5.2
Pada jam-jam larut seperti ini aku suka membayangkan kehidupan lain. Kebanyakan terlalu tidak masuk akal sehingga aku tidak akan kesulitan untuk membedakan kenyataan dan khayalanku. Seperti aku suka berkhayal tentang vampire itu nyata, bersembunyi di antara kehidupan manusia yang membosankan. Jika aku cukup beruntung mungkin aku akhirnya akan menemukan satu dan berhasil membujuknya untuk mengubahku. Lalu aku bisa membuat semua keluargaku menjadi vampir dan aku akan mendapatkan apa yang selalu aku inginkan. Keabadian dan kekonstanan dalam hidupku. Namun, malam ini berbeda, dan aku masih belum berbaring di kamarku.
Aku duduk di sisi ranjang ayahku. Ibuku masih belum tidur meskipun lingkaran di bawah matanya tidak mungkin untuk ditutupi. Dia duduk di sisi lain memegang tangan ayahku yang saat ini akhirnya tertidur. Suara napasnya yang berat membuatku khawatir, aku tidak ingin memikirkan apa artinya itu. Aku sebenarnya menolak secara aktif untuk memikirkan yang terburuk. Tetap saja pikiran itu berhasil menyelinap masuk ke kepalaku.

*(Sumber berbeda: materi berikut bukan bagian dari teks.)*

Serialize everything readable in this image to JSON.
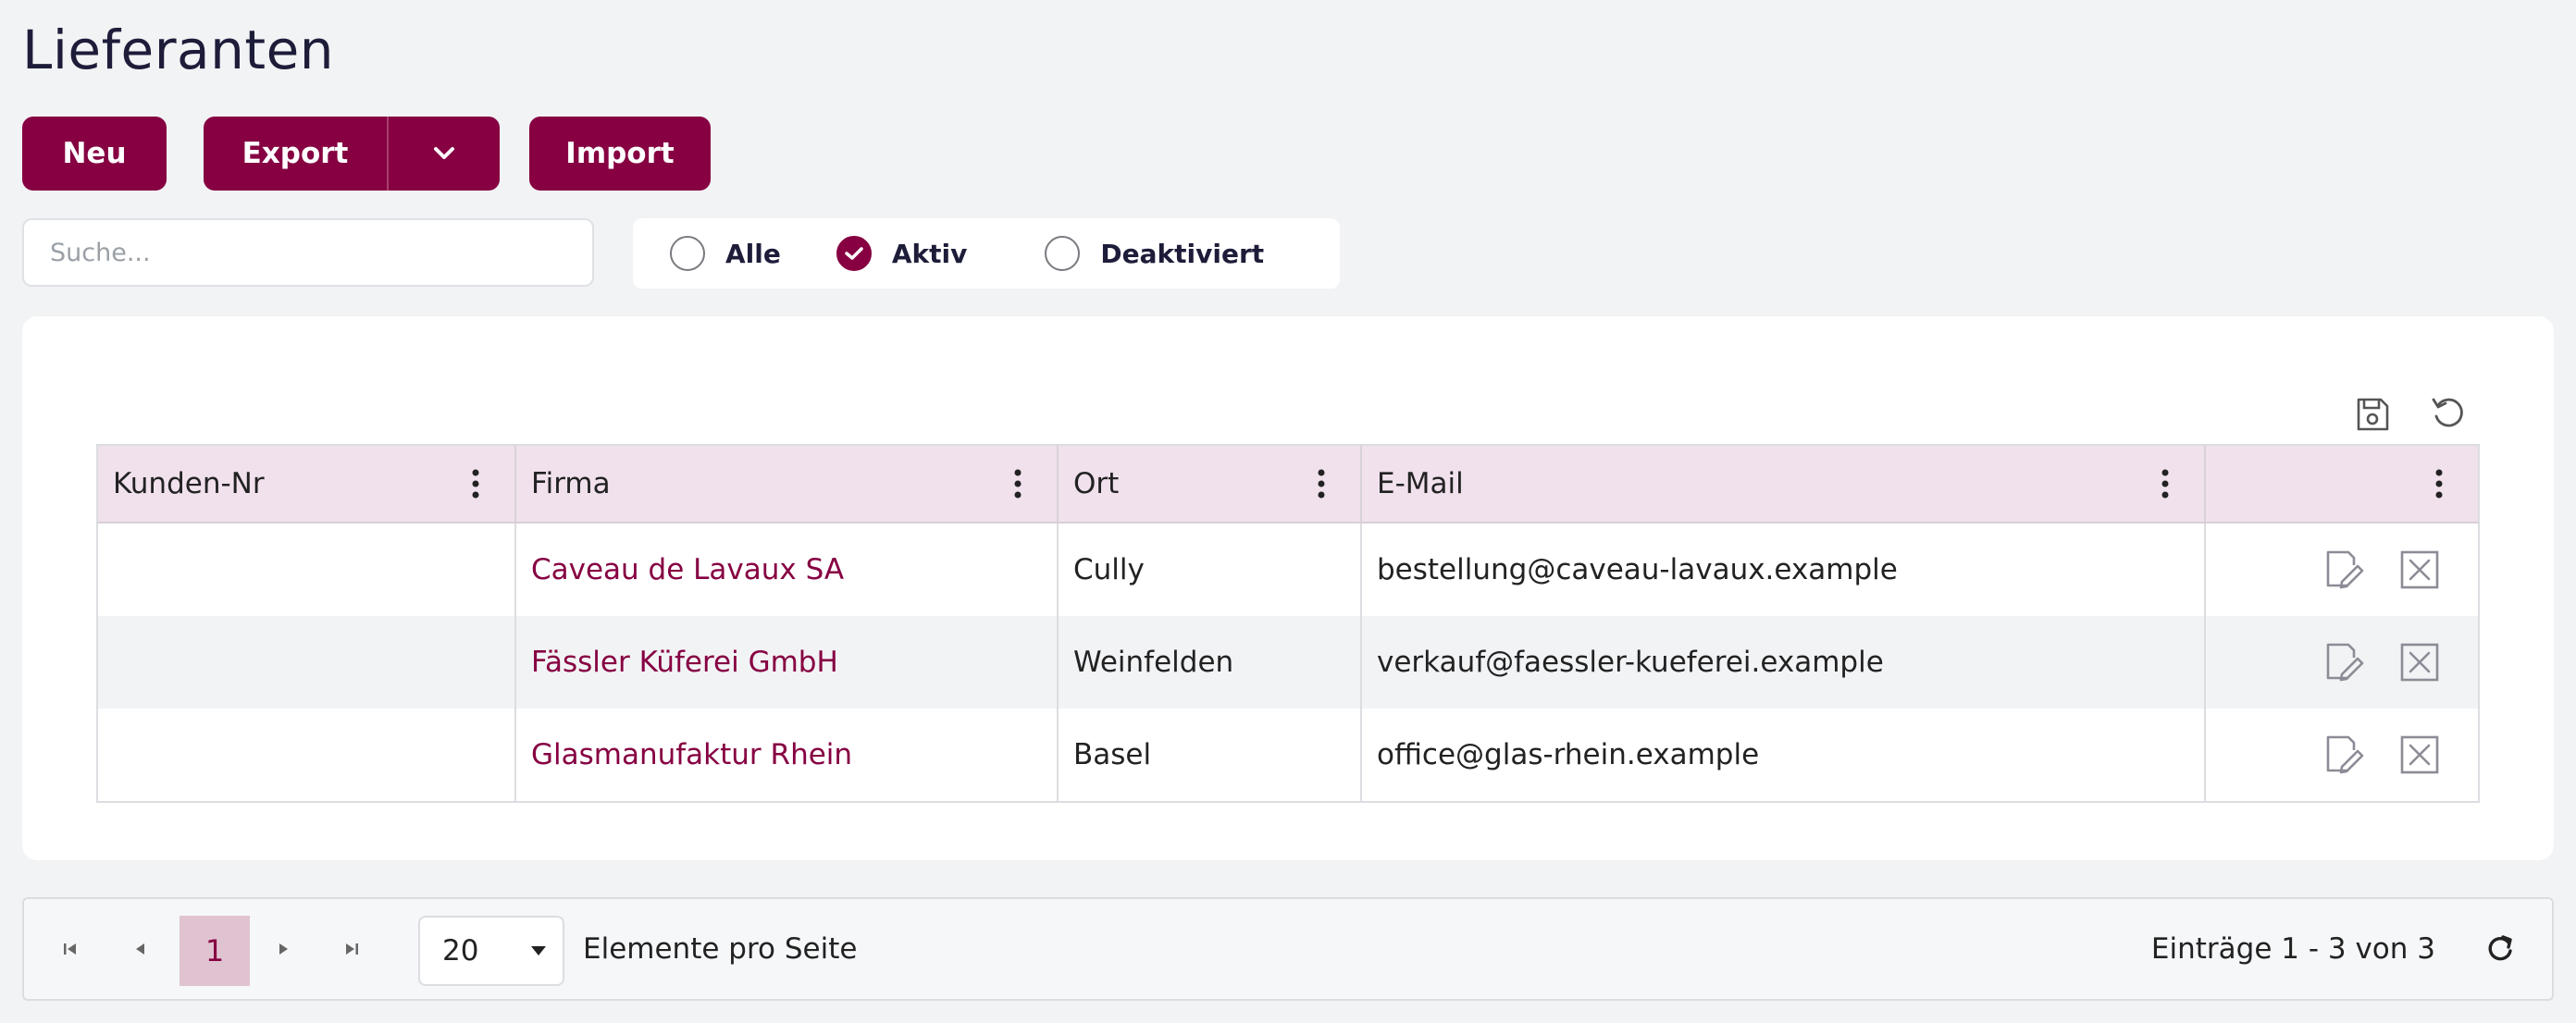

Aku bergeser dari tempatku duduk, ingin menemukan posisi yang lebih nyaman dan itu akhirnya menarik perhatian ibuku. Dia mendongak, rambut berubannya membuatnya terlihat lebih tua, berbeda dengan ayahku yang rambutnya hampir tidak terlihat memutih.
"Pergi tidur, sudah larut dan kamu harus bekerja besok," ucap ibuku dengan suara rendah, tidak ingin membangunkan ayahku.
"Tapi Mom ...."
"Tidak baik jika kamu sampai jatuh sakit, istihalah, tidur. Mom juga akan tidur."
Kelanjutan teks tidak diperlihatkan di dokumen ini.